# A ladder 10ft long rests against a vertical wall. If the bottom of the ladder slides away from the wall at a speed of 2ft/s, how fast is the angle between the top of the ladder and the wall changing when the angle is pi/4 rad?

Apr 6, 2018

$\frac{\sqrt{2}}{5}$ $r a d$/$s$

#### Explanation:

Let $x$ be the distance between the base of the wall and the bottom of the ladder.
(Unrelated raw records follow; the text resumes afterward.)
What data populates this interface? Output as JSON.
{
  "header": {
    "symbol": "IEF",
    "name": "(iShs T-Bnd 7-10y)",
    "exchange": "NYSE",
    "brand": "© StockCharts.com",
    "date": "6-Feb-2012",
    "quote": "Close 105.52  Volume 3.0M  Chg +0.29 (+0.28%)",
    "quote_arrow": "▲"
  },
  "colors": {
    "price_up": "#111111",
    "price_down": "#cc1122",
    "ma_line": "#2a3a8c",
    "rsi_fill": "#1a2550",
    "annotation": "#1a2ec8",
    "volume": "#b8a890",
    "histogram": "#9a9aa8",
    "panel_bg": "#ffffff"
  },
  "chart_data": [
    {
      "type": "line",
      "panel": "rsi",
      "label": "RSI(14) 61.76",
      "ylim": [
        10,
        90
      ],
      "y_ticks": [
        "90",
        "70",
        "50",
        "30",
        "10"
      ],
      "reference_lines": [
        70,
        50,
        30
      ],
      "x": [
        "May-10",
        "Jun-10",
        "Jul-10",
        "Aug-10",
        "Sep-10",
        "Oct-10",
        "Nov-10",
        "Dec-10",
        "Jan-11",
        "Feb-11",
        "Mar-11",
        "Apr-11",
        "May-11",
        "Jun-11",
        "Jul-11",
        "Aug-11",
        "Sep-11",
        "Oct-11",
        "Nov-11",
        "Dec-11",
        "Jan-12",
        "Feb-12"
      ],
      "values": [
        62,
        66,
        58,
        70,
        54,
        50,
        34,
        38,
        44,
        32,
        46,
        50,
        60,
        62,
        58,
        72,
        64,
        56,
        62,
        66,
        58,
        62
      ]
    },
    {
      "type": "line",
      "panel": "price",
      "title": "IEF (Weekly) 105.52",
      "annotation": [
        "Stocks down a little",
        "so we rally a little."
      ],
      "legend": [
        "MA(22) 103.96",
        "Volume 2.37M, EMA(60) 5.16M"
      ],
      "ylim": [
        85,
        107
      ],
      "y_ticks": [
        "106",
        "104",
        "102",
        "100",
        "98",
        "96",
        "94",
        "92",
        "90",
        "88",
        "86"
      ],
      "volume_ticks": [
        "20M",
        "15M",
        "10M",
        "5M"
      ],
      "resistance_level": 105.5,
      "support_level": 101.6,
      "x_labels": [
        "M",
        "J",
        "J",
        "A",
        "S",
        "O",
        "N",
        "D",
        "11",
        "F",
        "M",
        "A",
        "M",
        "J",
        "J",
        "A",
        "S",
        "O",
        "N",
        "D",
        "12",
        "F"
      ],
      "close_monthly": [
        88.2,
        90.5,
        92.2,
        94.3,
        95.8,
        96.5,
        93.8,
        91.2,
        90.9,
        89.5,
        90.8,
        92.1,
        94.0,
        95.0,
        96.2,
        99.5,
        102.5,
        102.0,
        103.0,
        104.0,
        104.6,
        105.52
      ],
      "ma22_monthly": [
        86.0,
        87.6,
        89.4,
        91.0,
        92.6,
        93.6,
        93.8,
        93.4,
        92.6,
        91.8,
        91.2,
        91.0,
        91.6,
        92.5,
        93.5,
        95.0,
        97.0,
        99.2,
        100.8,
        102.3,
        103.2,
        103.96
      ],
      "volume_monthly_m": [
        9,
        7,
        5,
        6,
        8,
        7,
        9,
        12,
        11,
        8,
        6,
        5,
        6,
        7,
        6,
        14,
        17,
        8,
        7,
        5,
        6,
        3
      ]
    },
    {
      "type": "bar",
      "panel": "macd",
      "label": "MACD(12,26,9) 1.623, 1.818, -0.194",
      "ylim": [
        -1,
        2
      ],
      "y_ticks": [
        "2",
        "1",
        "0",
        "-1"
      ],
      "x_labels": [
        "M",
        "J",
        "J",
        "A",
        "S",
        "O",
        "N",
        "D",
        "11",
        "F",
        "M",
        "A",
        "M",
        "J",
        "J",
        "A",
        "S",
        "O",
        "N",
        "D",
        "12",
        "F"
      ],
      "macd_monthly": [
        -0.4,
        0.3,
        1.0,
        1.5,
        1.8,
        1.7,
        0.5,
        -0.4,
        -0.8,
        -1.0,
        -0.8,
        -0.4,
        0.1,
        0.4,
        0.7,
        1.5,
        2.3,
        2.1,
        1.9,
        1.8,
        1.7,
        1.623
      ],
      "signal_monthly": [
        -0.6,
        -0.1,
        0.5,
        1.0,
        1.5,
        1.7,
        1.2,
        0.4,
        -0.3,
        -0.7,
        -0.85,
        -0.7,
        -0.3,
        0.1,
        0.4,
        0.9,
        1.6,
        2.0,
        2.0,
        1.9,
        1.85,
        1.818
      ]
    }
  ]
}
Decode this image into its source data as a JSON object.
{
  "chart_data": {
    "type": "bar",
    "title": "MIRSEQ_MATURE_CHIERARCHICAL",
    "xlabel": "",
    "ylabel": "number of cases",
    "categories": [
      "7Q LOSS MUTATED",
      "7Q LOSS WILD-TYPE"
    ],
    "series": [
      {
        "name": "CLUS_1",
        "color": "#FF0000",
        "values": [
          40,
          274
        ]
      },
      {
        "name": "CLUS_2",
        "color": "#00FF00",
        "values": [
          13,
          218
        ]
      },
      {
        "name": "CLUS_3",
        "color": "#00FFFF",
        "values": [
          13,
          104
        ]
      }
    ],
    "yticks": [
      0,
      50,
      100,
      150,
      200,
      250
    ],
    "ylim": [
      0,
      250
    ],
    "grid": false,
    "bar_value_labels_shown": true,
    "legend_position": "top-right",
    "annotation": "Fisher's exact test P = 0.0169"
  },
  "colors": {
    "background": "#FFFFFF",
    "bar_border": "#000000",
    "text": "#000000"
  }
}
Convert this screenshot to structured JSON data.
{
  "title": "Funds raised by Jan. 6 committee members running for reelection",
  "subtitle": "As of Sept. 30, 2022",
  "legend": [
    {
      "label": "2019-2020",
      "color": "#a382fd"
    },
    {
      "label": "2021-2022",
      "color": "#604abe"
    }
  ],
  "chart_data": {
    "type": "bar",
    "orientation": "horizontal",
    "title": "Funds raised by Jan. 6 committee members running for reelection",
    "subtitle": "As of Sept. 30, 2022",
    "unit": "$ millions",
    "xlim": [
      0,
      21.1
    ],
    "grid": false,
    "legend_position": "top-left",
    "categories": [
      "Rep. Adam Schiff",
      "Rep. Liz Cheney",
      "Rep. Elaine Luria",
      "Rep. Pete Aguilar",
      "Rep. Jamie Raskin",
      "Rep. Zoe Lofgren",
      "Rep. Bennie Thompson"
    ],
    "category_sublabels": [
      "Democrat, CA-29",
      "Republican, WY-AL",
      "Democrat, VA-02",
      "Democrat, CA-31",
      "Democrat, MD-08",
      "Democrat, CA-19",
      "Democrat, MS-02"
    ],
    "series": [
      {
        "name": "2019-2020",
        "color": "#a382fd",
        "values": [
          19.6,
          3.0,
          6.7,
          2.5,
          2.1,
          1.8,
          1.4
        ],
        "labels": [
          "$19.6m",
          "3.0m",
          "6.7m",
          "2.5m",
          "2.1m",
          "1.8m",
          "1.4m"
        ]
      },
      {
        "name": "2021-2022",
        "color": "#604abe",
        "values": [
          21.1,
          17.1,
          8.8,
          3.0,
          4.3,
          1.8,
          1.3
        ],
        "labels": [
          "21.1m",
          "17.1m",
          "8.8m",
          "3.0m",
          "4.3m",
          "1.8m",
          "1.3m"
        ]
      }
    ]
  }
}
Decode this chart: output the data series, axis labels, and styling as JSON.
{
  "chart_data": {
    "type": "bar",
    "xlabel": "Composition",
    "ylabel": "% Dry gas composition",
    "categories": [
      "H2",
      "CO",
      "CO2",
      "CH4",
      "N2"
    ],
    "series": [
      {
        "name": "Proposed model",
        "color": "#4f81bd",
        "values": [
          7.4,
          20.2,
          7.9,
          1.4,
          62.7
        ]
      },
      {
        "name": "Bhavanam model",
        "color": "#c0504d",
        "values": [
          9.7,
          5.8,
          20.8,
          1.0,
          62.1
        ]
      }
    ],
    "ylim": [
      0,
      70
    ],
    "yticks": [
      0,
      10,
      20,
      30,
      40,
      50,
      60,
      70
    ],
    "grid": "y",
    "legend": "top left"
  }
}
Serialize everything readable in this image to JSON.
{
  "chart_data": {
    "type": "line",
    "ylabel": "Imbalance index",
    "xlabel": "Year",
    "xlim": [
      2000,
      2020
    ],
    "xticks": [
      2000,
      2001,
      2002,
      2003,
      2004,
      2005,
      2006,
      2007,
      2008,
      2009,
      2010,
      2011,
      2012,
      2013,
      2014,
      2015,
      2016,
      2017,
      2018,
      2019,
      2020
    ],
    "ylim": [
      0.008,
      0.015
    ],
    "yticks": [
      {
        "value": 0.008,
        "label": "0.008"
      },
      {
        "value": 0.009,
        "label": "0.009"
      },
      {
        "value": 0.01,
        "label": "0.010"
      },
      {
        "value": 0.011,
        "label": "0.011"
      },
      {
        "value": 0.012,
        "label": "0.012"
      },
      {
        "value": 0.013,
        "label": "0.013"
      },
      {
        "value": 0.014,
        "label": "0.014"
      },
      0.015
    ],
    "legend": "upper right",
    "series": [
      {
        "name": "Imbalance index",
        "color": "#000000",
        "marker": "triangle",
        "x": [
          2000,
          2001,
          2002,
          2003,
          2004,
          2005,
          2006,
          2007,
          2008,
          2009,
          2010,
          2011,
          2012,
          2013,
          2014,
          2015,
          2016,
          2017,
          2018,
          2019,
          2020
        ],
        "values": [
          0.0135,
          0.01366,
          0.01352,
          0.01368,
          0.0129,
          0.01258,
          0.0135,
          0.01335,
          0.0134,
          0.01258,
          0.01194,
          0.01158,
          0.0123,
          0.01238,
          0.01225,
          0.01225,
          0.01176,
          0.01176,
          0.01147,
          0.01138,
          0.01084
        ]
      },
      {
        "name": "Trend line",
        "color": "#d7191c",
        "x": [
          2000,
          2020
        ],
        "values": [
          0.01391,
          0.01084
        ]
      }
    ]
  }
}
And let $\theta$ be the angle between the top of the ladder and the wall,

Then $\frac{x}{10} = \sin \theta$, so $x = 10 \sin \theta$.

Differentiating with respect to time $t$ gets us

$\frac{\mathrm{dx}}{\mathrm{dt}} = 10 \cos \theta \frac{d \theta}{\mathrm{dt}}$

We were told that $\frac{\mathrm{dx}}{\mathrm{dt}} = 2$ $f t$/$s$ and we seek $\frac{d \theta}{\mathrm{dt}}$ when $\theta = \frac{\pi}{4}$

$2 = 10 \left(\cos \left(\frac{\pi}{4}\right)\right) \frac{d \theta}{\mathrm{dt}}$

$2 = 10 \left(\frac{\sqrt{2}}{2}\right) \frac{d \theta}{\mathrm{dt}} = 5 \sqrt{2} \frac{d \theta}{\mathrm{dt}}$

$\frac{d \theta}{\mathrm{dt}} = \frac{2}{5 \sqrt{2}} = \frac{\sqrt{2}}{5}$ $r a d$/$s$